Politicians, of course, like to claim that these foreigners are taking jobs away from Americans.  Well, be careful what you wish for.  Soon, they may be taking the best jobs, keeping them for themselves in country, and exporting other jobs to Americans, whose crashing economy has forced them to work for less.

If people, especially those who are driving invention and tech progress, don’t want to come here, in part because they feel their “quality of life would be less,” what does that say about our future?

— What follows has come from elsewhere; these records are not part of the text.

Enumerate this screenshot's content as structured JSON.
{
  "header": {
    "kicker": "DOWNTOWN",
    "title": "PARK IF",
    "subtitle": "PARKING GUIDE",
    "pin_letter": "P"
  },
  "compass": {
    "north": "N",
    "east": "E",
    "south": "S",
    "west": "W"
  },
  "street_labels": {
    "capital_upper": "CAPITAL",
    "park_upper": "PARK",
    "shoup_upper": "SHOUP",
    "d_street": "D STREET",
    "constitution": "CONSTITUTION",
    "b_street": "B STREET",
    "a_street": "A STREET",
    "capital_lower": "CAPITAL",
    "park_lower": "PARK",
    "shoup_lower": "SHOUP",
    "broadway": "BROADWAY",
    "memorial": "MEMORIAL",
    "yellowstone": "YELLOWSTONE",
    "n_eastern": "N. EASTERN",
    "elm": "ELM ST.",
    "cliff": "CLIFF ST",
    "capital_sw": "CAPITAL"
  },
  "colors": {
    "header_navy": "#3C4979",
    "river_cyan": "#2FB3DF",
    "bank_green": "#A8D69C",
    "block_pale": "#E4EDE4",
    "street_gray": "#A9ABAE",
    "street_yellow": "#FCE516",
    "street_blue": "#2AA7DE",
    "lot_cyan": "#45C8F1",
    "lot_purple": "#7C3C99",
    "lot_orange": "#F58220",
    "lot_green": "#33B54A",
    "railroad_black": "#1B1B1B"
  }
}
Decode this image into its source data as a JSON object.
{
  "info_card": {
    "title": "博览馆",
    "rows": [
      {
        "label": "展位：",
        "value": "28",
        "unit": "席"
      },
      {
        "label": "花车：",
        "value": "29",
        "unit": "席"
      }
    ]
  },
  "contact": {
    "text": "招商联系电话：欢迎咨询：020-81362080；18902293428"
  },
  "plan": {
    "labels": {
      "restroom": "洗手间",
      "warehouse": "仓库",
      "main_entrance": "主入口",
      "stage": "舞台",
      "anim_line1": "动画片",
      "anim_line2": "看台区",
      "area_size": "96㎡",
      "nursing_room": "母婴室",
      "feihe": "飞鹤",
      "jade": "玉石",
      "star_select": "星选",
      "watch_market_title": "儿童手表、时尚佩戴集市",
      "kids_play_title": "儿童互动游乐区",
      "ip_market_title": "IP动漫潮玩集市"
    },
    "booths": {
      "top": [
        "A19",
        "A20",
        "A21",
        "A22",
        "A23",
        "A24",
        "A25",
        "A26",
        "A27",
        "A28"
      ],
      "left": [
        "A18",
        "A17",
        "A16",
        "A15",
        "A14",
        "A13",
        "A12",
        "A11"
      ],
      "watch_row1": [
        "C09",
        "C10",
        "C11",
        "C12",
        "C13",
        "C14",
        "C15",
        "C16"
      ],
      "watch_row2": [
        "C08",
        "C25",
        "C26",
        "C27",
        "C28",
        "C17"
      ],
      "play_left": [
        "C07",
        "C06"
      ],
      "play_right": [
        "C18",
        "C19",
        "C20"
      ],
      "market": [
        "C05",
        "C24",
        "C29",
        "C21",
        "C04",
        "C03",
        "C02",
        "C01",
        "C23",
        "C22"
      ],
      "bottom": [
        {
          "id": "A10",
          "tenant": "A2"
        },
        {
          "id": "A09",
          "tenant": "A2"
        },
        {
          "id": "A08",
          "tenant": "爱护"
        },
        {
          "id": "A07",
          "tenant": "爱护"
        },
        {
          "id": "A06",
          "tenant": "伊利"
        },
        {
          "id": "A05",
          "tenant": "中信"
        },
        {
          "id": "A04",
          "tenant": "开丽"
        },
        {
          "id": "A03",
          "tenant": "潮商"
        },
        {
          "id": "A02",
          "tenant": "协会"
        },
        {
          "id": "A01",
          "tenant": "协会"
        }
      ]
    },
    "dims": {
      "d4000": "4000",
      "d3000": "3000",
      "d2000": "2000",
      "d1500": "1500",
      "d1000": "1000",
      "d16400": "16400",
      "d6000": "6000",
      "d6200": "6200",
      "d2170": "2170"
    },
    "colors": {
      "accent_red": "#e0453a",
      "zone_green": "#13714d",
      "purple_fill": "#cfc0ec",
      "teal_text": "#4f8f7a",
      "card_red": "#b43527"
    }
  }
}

Will the dynamic that we’ve had for the past decades, indeed centuries, change?  Will India and China begin to outsource their work to Americans who are adjusting to lower wages and investments?  Will we become the new Indians and Chinese – skilled but more cost-efficient because of our lowered standard of living?

Obama Bucking the Trend

This raises the question whether the U.S. is out of step with the rest of the Western world, where conservatives are on the rise.  One interpretation is that whoever is in power during these economic times gets the boot from voters.  But conservatives may not be winning as much as the fringe groups. 

The vote also saw the all-white British National Party pick up two seats in the EU assembly — joining far-right parties from the Netherlands, Hungary and Austria that excoriated Muslims, immigrants and minorities.

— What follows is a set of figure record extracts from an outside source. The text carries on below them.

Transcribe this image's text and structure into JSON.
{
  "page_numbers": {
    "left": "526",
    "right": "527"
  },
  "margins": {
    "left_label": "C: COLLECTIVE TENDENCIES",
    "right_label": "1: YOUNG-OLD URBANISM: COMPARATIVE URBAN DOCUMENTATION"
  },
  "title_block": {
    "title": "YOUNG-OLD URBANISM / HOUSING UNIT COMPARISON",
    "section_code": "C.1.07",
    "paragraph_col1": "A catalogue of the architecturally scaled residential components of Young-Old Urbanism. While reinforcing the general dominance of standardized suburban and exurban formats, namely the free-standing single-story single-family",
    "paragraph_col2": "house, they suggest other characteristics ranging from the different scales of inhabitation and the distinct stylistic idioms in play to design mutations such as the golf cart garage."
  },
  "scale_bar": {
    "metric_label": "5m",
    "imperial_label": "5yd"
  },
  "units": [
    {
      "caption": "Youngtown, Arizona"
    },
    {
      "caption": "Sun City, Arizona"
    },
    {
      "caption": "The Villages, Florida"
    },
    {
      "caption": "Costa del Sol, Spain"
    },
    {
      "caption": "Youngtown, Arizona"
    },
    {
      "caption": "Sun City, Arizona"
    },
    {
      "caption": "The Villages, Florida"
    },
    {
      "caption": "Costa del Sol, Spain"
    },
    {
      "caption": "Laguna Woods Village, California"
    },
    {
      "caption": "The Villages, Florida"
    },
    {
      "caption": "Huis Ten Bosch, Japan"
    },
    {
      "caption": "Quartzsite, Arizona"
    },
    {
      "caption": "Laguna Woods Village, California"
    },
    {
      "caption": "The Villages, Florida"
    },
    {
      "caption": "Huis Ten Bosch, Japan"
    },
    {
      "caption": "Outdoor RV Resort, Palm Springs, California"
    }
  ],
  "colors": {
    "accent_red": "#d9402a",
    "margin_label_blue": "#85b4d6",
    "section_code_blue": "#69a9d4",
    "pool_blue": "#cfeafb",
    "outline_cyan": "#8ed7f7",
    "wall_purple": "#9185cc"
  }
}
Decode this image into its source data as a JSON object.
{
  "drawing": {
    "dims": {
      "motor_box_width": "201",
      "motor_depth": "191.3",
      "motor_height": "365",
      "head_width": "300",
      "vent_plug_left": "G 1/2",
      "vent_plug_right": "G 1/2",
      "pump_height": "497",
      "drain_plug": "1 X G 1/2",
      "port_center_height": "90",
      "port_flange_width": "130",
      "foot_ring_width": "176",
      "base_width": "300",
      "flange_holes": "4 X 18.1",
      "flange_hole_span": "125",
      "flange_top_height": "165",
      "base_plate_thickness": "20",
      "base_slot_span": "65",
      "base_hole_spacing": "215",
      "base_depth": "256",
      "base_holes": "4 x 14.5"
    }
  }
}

…In the Netherlands, Geert Wilders’ anti-Islamic party took 17 percent of the country’s votes, winning four of 25 seats.

Three of 22 seats in Hungary went to the far-right Jobbik party, which describes itself as Euro-skeptic and anti-immigration. Critics say the party is racist and anti-Semitic.

What We Need in a Supreme Court Justice

President Obama is getting lots of advice about who should replace retiring Supreme Court justice David Souter.  Basically, the advice is all the same”  “Pick one that’s like me!”

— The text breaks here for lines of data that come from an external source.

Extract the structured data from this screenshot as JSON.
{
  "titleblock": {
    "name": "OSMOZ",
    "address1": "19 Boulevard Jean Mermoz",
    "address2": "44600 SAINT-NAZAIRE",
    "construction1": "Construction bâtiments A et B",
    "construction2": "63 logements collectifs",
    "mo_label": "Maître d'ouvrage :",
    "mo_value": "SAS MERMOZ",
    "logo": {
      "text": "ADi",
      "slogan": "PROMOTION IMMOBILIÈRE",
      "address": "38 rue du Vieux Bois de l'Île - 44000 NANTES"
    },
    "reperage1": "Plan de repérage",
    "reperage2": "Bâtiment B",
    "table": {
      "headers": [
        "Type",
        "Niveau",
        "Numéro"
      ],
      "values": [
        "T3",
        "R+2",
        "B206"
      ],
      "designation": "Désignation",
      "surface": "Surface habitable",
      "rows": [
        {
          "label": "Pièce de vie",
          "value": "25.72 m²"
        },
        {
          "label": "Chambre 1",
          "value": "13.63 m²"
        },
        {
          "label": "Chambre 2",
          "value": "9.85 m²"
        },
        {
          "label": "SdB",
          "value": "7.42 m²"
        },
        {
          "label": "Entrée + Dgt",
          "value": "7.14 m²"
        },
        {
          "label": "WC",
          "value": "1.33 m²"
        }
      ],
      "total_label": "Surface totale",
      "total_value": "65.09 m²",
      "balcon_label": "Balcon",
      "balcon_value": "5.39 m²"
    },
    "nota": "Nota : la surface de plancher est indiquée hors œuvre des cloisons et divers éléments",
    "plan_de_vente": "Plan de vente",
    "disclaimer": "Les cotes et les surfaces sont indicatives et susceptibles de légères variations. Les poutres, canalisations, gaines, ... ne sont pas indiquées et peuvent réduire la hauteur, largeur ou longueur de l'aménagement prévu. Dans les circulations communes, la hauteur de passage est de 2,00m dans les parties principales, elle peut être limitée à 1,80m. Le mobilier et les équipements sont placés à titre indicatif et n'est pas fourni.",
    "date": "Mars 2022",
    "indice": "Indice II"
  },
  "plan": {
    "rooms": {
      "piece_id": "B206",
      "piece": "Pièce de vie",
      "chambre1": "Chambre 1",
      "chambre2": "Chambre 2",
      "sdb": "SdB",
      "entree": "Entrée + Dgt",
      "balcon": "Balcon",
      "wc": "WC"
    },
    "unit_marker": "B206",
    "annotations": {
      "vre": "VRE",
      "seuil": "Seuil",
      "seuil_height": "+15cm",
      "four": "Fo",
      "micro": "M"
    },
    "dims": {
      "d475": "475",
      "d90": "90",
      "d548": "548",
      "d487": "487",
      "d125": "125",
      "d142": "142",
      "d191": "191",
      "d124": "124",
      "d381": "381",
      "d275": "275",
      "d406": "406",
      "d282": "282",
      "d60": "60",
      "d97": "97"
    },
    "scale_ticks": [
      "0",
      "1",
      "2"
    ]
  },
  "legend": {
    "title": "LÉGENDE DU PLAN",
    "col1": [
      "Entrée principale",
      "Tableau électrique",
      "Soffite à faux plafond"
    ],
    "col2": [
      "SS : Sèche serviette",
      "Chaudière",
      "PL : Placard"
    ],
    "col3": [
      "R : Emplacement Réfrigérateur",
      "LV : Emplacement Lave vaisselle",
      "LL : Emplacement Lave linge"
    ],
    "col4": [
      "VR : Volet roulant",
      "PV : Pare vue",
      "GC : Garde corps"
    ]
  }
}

The new justice should be Hispanic, or black, or a woman, or gay, as if being a member of a class will engender jurisprudence.

I won’t argue against the notion that certain life experiences can infuse one’s view of what the Constitution protects.  And the right’s criticism that the new justice should only interpret the law, not make it, and be a “strict constructionist” is laughable.  The right, after all, was perfectly happy to have a close majority of the Supreme Court decide an election.  And they wanted the courts to interfere with a husband’s right to make health decisions for his incurable, terminal wife.  Don’t make law, they say, unless it is a law they like.

Empathy is not what I’d look for in someone to take Souter’s seat. Experience is.  Experience in the law, sure, but also in the fresh experience in America.  I think the president should chose someone who is close to his or her Americanization.  By that I mean I’d like to see someone who, if not a naturalized citizen, is the offspring of immigrants.  Someone who saw his or her parents struggle to learn the language and customs, fight discrimination and sacrifice to allow their child to fulfill the America dream.

Certainly a few of the usual suspects bandied about as nominees would fit this description.  But the important thing is not that they are Hispanic in particular, but that they have witnessed first hand the Americanization process.  I think such a person has a particular outlook on what the American experience can mean.  I don’t want them to rule in any particular way on immigration or any other issue.  I just think American justice and freedom is a bit fresher in their minds than those of us who aren’t as close to  the immigrant experience.